HL Deb 15 July 2004 vol 663 c160WA
Lord Moynihan

asked Her Majesty's Government:

What was the initial budget for the mapping required to implement the Countryside and Rights of Way Act 2000; and what is the latest estimate of the costs of such mapping. [HL3711]

Lord Whitty:

Mapping is one of the Countryside Agency's responsibilities under the Countryside and Rights of Way Act 2000. The agency's estimate at the end of 2000 for its total costs in implementing the new right of access was £28 million over four years. At that stage, the regulations covering public consultation on the draft maps had not been framed, nor had decisions been taken about the regional commencement of the new right of access. In the event, publicity arrangements and the consultation exercise for the draft maps were much more extensive than originally envisaged. The agency received eight times its initial estimate of the number of public comments on the draft maps. This was welcome for the scrutiny it gave the draft maps, but had a major impact on the overall mapping costs.

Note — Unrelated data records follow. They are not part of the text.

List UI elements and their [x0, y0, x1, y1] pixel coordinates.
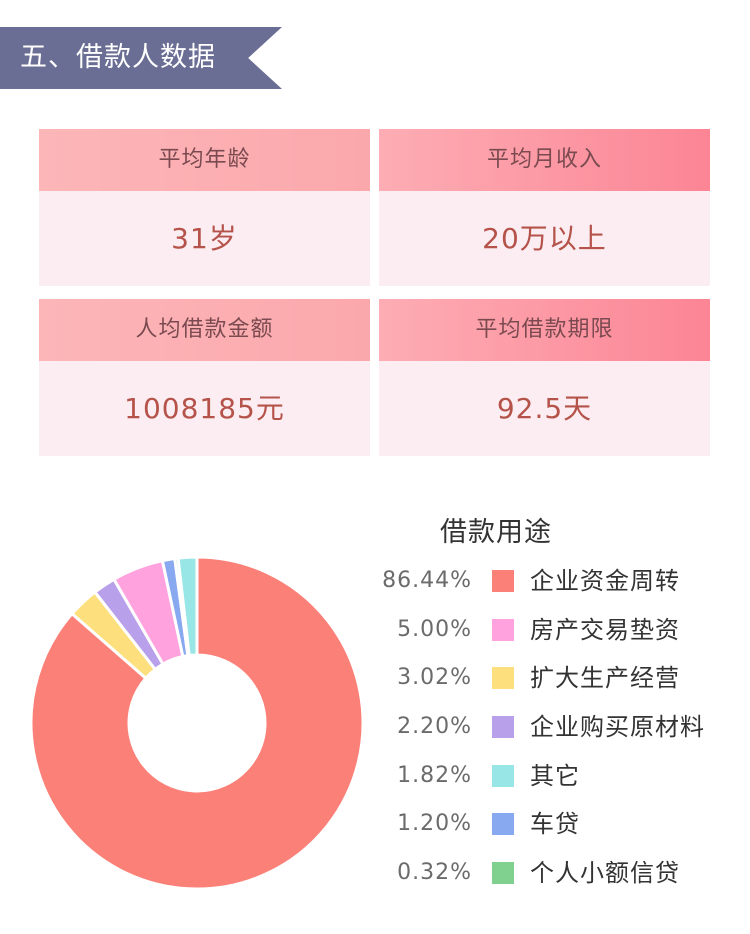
legend-swatch	[492, 813, 514, 836]
chart-legend: 86.44% 企业资金周转 5.00% 房产交易垫资 3.02% 扩大生产经营 2.20% 企…	[360, 557, 745, 898]
stat-card-value: 92.5天	[496, 392, 593, 425]
legend-percent: 5.00%	[397, 616, 472, 642]
legend-item: 0.32% 个人小额信贷	[360, 849, 745, 898]
legend-label: 企业资金周转	[530, 567, 680, 595]
legend-percent: 1.20%	[397, 811, 472, 837]
loan-purpose-donut-chart	[29, 555, 365, 891]
legend-label: 房产交易垫资	[530, 615, 680, 644]
stat-card-value: 31岁	[171, 222, 238, 255]
legend-label: 个人小额信贷	[530, 859, 680, 888]
legend-item: 5.00% 房产交易垫资	[360, 606, 745, 655]
legend-item: 2.20% 企业购买原材料	[360, 703, 745, 752]
legend-percent: 86.44%	[382, 568, 472, 593]
legend-percent: 1.82%	[397, 762, 472, 788]
legend-swatch	[492, 570, 514, 592]
donut-slice	[176, 555, 199, 657]
legend-item: 86.44% 企业资金周转	[360, 557, 745, 606]
stat-card-label: 平均月收入	[379, 129, 710, 191]
legend-item: 1.82% 其它	[360, 752, 745, 801]
stat-card-avg-age: 平均年龄 31岁	[39, 129, 370, 286]
section-banner: 五、借款人数据	[0, 27, 282, 89]
donut-slice	[29, 555, 365, 891]
stat-card-avg-loan-amount: 人均借款金额 1008185元	[39, 299, 370, 456]
legend-swatch	[492, 862, 514, 885]
legend-label: 企业购买原材料	[530, 713, 705, 742]
stat-card-avg-income: 平均月收入 20万以上	[379, 129, 710, 286]
legend-swatch	[492, 618, 514, 641]
legend-label: 扩大生产经营	[530, 664, 680, 693]
stat-card-label: 平均年龄	[39, 129, 370, 191]
legend-swatch	[492, 716, 514, 739]
stat-card-value: 20万以上	[482, 222, 607, 255]
legend-percent: 0.32%	[397, 860, 472, 886]
stat-card-label: 平均借款期限	[379, 299, 710, 361]
legend-item: 1.20% 车贷	[360, 800, 745, 849]
legend-label: 其它	[530, 761, 580, 790]
section-title: 五、借款人数据	[20, 42, 216, 73]
legend-item: 3.02% 扩大生产经营	[360, 654, 745, 703]
legend-label: 车贷	[530, 810, 580, 839]
legend-percent: 2.20%	[397, 714, 472, 740]
stat-card-label: 人均借款金额	[39, 299, 370, 361]
legend-percent: 3.02%	[397, 665, 472, 691]
legend-swatch	[492, 667, 514, 690]
chart-title: 借款用途	[440, 517, 552, 548]
legend-swatch	[492, 764, 514, 787]
stat-card-avg-loan-term: 平均借款期限 92.5天	[379, 299, 710, 456]
stat-card-value: 1008185元	[124, 392, 285, 425]
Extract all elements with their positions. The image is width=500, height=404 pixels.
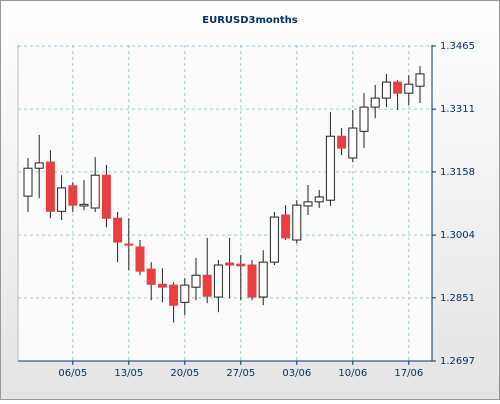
y-tick-label: 1.2851 bbox=[440, 293, 475, 304]
candle-body bbox=[325, 135, 335, 201]
candle-body bbox=[225, 262, 235, 266]
candle-body bbox=[247, 264, 257, 298]
candle-body bbox=[23, 167, 33, 197]
candle-body bbox=[269, 216, 279, 263]
candle-body bbox=[157, 283, 167, 288]
x-tick-label: 06/05 bbox=[58, 368, 87, 379]
plot-area bbox=[18, 45, 432, 361]
y-tick-label: 1.3158 bbox=[440, 167, 475, 178]
candle-body bbox=[180, 284, 190, 303]
x-tick-label: 13/05 bbox=[114, 368, 143, 379]
candle-body bbox=[337, 135, 347, 149]
candle-body bbox=[68, 185, 78, 206]
candle-body bbox=[381, 81, 391, 99]
x-tick-label: 17/06 bbox=[394, 368, 423, 379]
candle-body bbox=[370, 97, 380, 108]
y-tick-label: 1.3465 bbox=[440, 41, 475, 52]
candle-body bbox=[101, 174, 111, 219]
candle-body bbox=[202, 274, 212, 297]
candle-body bbox=[348, 127, 358, 159]
x-tick-label: 27/05 bbox=[226, 368, 255, 379]
y-tick-label: 1.3004 bbox=[440, 230, 475, 241]
candle-body bbox=[135, 246, 145, 272]
candle-body bbox=[191, 274, 201, 288]
candle-body bbox=[57, 187, 67, 212]
x-tick-label: 10/06 bbox=[338, 368, 367, 379]
candle-body bbox=[314, 196, 324, 203]
candle-body bbox=[281, 214, 291, 239]
candle-body bbox=[404, 83, 414, 94]
candle-body bbox=[236, 263, 246, 267]
candle-body bbox=[303, 201, 313, 207]
x-tick-label: 03/06 bbox=[282, 368, 311, 379]
candle-body bbox=[45, 161, 55, 212]
x-tick-label: 20/05 bbox=[170, 368, 199, 379]
candle-body bbox=[34, 162, 44, 169]
candle-body bbox=[79, 203, 89, 207]
candle-body bbox=[124, 243, 134, 246]
candle-body bbox=[393, 81, 403, 94]
candle-body bbox=[113, 217, 123, 243]
candle-body bbox=[213, 264, 223, 298]
y-tick-label: 1.3311 bbox=[440, 104, 475, 115]
candle-body bbox=[359, 106, 369, 132]
chart-title: EURUSD3months bbox=[202, 15, 298, 26]
candle-body bbox=[292, 204, 302, 241]
candle-body bbox=[146, 268, 156, 285]
y-tick-label: 1.2697 bbox=[440, 356, 475, 367]
candle-body bbox=[258, 261, 268, 298]
candle-body bbox=[169, 284, 179, 306]
candle-body bbox=[415, 73, 425, 87]
candle-body bbox=[90, 174, 100, 209]
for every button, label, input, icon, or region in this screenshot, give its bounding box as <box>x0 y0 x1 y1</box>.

To the end of May 2004 the Countryside Agency has spent £30.19 million consisting of £0.75 million in 1999–2000; £0.92 million in 2000–01; £5.17 million in 2001–02; £8.30 million in 2002–03; £13.25 million in 2003–04; and £1.8 million to date in 2004–05. The agency expects to spend a further £14.9 million in the current financial year, and estimates expenditure of £8.9 million in 2005–06. These costs include the agency's work on mapping, public consultation, the appeals process, restrictions and exclusions administration, communications and public information and salary costs.

Defra has also funded the Planning Inspectorate to deal with appeals against the inclusion of land on provisional maps and restriction appeals: £0.11 million in 2001–02; £0.84 million in 2002–03 and £1.20 million in 2003–04. The Planning Inspectorate expects to spend no more than £2 million in the current financial year.